— Мисс Редмейен? Мистер Балантайн готов принять вас.
Комната, в которой она оказалась, была приветливее приемной. Большой камин ярко горел в углу. Кандида заметила два просторных кресла, но не могла заставить себя сесть до прихода доктора — возможно, он сядет за письменный стол или захочет сесть рядом с ней на небольшой двухместный диван перед камином. В конце концов, это было неважно. Она принялась было изучать корешки книг, рядами тянувшихся по стенам лечебной комнаты, но растерялась, обнаружив, что ее зрение слишком затуманено слезами, для того чтобы читать названия.
Услышав сзади легкое покашливание, Кандида обернулась и увидела высокого, худощавого, слегка сутулящегося человека с сединой в волосах. Трудно было определить его возраст, но она решила, что ему около пятидесяти. Психотерапевт провел ее к одному из кресел без единого слова или пожатия руки, а сам, усевшись напротив, начал протирать уголком белого носового платка свои очки в золотой оправе. Кандида ждала, когда он начнет разговор, ее челюсти сводило от дурного предчувствия. Вдруг она торопливо заговорила, боясь, что если молчание затянется, ее голос сорвется, и она разразится мучительными рыданиями.
— Я нередко заходила на Харлей-стрит… в дом номер девяносто шесть. К моему акушеру — мистеру Рис-Вильямсу. Вы его знаете? — непринужденно заговорила Кандида, словно встретила кого-то на коктейль-вечеринке и пыталась найти общую тему для разговора.
— По-моему, нет, — мистер Балантайн говорил с легким шотландским акцентом, и Кандида немедленно представила его с лабрадором у колена и охотничьим ружьем через плечо посреди вересковых шотландских пустошей, изображенных на тех глянцевых журналах внизу.
— И впрямь, удивительно, как мало обитатели Харлей-стрит делают для того, чтобы познакомиться, — продолжил он. — Мы постоянно проходим мимо друг друга, и я, конечно, знаю его в лицо, но, в сущности, нам нет никакого дела друг до друга.
— Я полагаю, это совсем другая область медицины, — пробормотала Кандида.
— О, в действительности все они связаны. Любое дело, касающееся такой сложной системы как человек, связано со множеством самых обычных вещей.
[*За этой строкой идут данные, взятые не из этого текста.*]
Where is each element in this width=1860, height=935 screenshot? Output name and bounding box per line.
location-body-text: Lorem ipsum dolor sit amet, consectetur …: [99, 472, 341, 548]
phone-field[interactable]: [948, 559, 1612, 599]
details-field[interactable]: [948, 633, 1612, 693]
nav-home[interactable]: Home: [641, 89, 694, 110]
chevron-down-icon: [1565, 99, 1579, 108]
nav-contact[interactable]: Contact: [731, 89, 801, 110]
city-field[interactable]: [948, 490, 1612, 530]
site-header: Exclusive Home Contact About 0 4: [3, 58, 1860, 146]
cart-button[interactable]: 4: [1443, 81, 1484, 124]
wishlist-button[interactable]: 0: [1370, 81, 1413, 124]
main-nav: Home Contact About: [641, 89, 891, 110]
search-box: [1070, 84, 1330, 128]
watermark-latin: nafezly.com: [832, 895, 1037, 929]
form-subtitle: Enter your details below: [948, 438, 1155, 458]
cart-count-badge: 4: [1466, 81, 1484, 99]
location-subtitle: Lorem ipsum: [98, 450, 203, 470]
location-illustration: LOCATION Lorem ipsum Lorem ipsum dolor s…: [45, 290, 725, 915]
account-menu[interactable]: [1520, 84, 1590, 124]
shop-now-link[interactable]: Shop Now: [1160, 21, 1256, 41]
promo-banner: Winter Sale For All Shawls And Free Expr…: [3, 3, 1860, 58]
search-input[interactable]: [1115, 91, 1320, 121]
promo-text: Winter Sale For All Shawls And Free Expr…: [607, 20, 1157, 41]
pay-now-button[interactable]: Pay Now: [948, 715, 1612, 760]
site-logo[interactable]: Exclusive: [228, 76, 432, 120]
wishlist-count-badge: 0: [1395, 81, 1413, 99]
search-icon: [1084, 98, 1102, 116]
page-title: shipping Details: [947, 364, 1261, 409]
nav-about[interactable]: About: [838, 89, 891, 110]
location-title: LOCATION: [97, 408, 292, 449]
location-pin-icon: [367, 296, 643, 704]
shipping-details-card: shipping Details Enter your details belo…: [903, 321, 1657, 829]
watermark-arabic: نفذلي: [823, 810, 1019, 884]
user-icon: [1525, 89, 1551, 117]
Он продолжал полировать очки, но глядел на нее и улыбался. Кандиду поразил глубокий цвет его глаз, тот синий, что обычно переходит в серый в среднем возрасте. Они сидели в молчании.
— Не хотите ли вы спросить меня, почему я здесь? — выпалила она почти бессознательно.
— Я надеялся, что вы расскажете мне, но спрошу, если вам этого хочется. Почему вы здесь, мисс Редмейен?
— Я не знаю. Я имею в виду, что мой лечащий врач считает, что мне это нужно, и рекомендовал вас, и муж думает, что мне нужно было прийти. Я же считаю, что в этом нет никакого вреда, но не хочу быть здесь. Я имею в виду не то, что совсем не хочу быть здесь, а то, что я сейчас не хочу быть здесь — надеюсь, вы понимаете, что я имею в виду. Я вообще не считаю, что мне нужна помощь такого рода, просто мне нужно немного побыть одной. Мне нужно время, чтобы все обдумать… — Кандида запнулась, чувствуя комок в горле, стеснение, словно от подступающих слез.